- Born: Julia Marian Jones 27 March 1923 West Derby, Liverpool, England, UK
- Died: 9 October 2015 (aged 92) Painswick, Gloucestershire, England
- Education: Royal Academy of Dramatic Art
- Occupations: playwright, screenwriter, novelist
- Spouse(s): William Harold Emmerson (m. 1949) Edmond Bennett (m. 1950; d. 1986) Derek Ballance (m. 2006; d. 2015)
- Children: 2
- Writing career
- Notable work: Take Three Girls

= Julia Jones (dramatist) =

British television writer (1923–2015)

Julia Marian Jones (27 March 1923 – 9 October 2015) was a British television scriptwriter and former actress.

==Early life and career==
Born in Liverpool suburb West Derby on 27 March 1923, and raised in Everton, Jones was one of four children born to Eva (née Collins) and Harvey Sykes Jones. After her mother's death in 1933, the family moved to Aintree, where she attended Queen Mary High School for girls, making her stage debut in a school production of William Housman's Bethlehem. After earning her school certificate in 1938, Jones was employed as a wages clerk by the Dunlop Rubber Company and, shortly thereafter, joined the Auxiliary Territorial Service.

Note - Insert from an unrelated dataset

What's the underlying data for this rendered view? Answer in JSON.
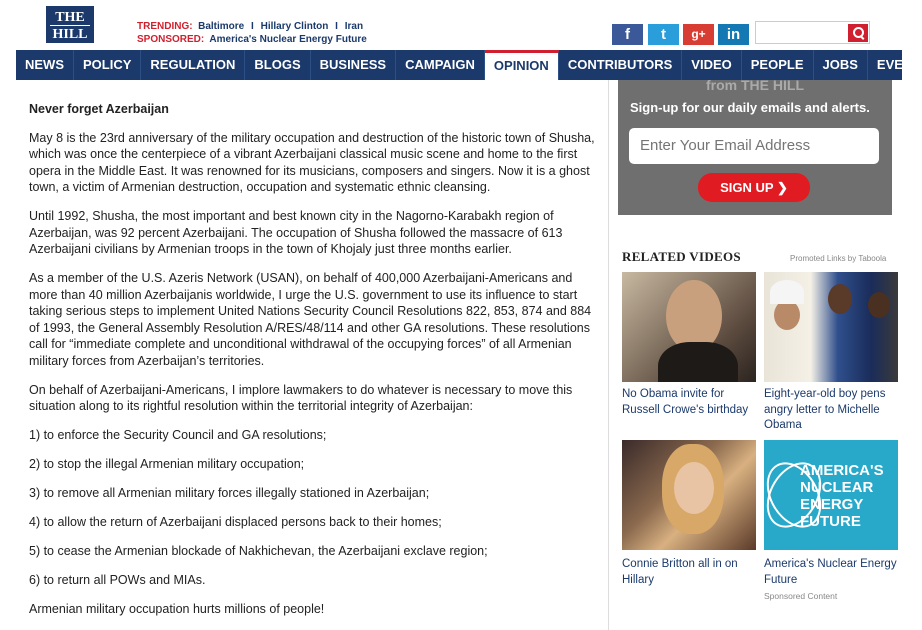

Jones began her career as a television writer in 1965. Her works include the adaptation of Quiet as a Nun (1978) for the Armchair Thriller series; the BBC's Miss Marple series; the pilot episode of ITV's Wycliffe (1993); a serial dramatisation of the novel, Anne of Green Gables (with Donald Churchill, 1972); the comedy-drama, Moody and Pegg (also with Donald Churchill, 1974-75); Our Mutual Friend (1976); and Tom's Midnight Garden (1989).

==Personal life and death==
Jones married at least three times: briefly, in 1949, to musician William Harold Emmerson; from 1950 until his death in 1986, to fellow actor Edmond Bennett, with whom Jones had a daughter, Thea, and son, Harvey, and from 2006 until his death nine years later, to Derek Ballance.

On 9 October 2015, predeceased in February by Ballard, Jones died, aged 92, survived by the two children from her second marriage and by two grandchildren.